In den letzten Tagen habe ich mit mir gehadert, mich mit einigen Menschen ausgetauscht und dann entschieden. Ich hätte gerne einen politisch motivierten Text verfasst. Zu meiner Freude habe ich bemerkt, dass sich bei den Geschichtenschreiberlingen der Schöngeist breit macht und einige haben Zeiten ins Dasein gerückt, die lange zurückliegen. Ich lasse die Revolte. Da nehme ich einen mir gestern mehrfach vor Augen geführten Bekannten zum Vorbild. Und verzichte. Die Fragen nach Lieblingsbuch, Lieblingsfilm, anderen Lieblingen, stelle ich in jeder Lerngruppe. Inspiriert von AutorInnen hier, dachte ich lange darüber nach, welches Buch mich vornehmlich geprägt hat. Ein schwieriges Unterfangen, wenn ich mich daran erinnere, wie ich “Der Name der Rose” atemlos gefressen habe und mein Baby zwar versorgte, bei Gott, aber auch nicht mehr. Dabei hatte ich den Film schon im Kino gesehen und kannte die Handlung. Auch Gioconda Belli’s Bücher hatten ähnlichen Sog. “Die Glut” von Sándor Márai, ohne aufzusehen. Das ließe sich fortsetzten. Die, denen ich mich nur genähert habe, hatten ihre Chance bis Seite Hundert. Von jedem weiß ich, wer es mir geschenkt, oder empfohlen hat, oder wann und wo ich es gekauft habe.

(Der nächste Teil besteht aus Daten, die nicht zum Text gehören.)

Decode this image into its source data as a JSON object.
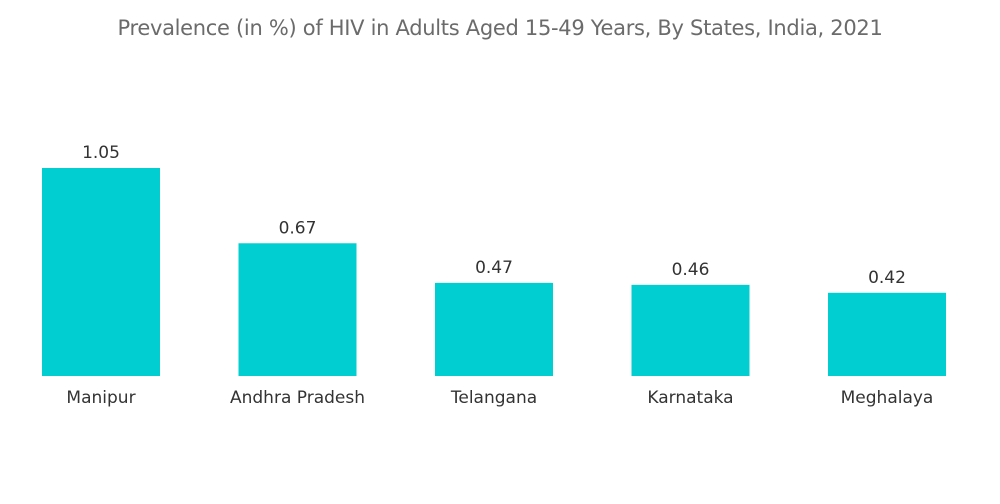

Ich habe es gefunden. Das zu verraten, ist ein annähernd großes Wagnis, wie einen proaktiven, politisch motivierten Text zu veröffentlichen.

Geschenkt hat es mir meine Lehrerin der ersten und zweiten Volksschulklasse. Da war ich schon zwölf. Ich dachte, es wäre ein Kinderbuch und habe es gelesen. Immer und immer wieder. Noch heute nehme ich den gebundenen Band, erworben 1984, aus dem Regal und lese ein Kapitel. Die Sätze, die Hochzeitsanzeigen, Taufeinladungen, inflationär vermarktet, fast alles zieren, die lese ich nicht.

Mein Lieblingskapitel ist vielleicht noch nie irgendwo abgedruckt außerhalb. Es ist so ein leidenschaftliches Aufbäumen. Zorn ist proaktiv.

Aus “Der kleine Prinz”

‘Der kleine Prinz war jetzt ganz blass vor Zorn.’

“Es sind nun Millionen Jahre, dass die Blumen Dornen hervorbringen. Es sind Millionen Jahre, dass die Schafe trotzdem die Blumen fressen. Und du findest es unwichtig, wenn man wissen möchte, warum sie sich so viel Mühe geben, Dornen hervorzubringen, die zu nichts Zweck haben? Dieser Kampf der Schafe mit den Blumen soll unwichtig sein? Weniger ernsthaft als die Additionen eines dicken, roten Mannes?“

……..

Er konnte nichts mehr sagen. Er brach plötzlich in Schluchzen aus. Die Nacht war hereingebrochen. Ich hatte mein Werkzeug weggelegt. Mein Hammer, mein Bolzen, der Durst und der Tod, alles war mir gleichgültig. Es galt auf einem Stern, einem Planeten, auf dem meinigen, hier auf der Erde, einen kleinen Prinzen zu trösten! Ich nahm ihn in die Arme. Ich wiegte ihn. Ich flüsterte ihm zu: “ Die Blume, die du liebst, ist nicht in Gefahr…Ich werde ihm einen Maulkorb zeichnen, deinem Schaf… Ich werde dir einen Zaun für deine Blume zeichnen…Ich…”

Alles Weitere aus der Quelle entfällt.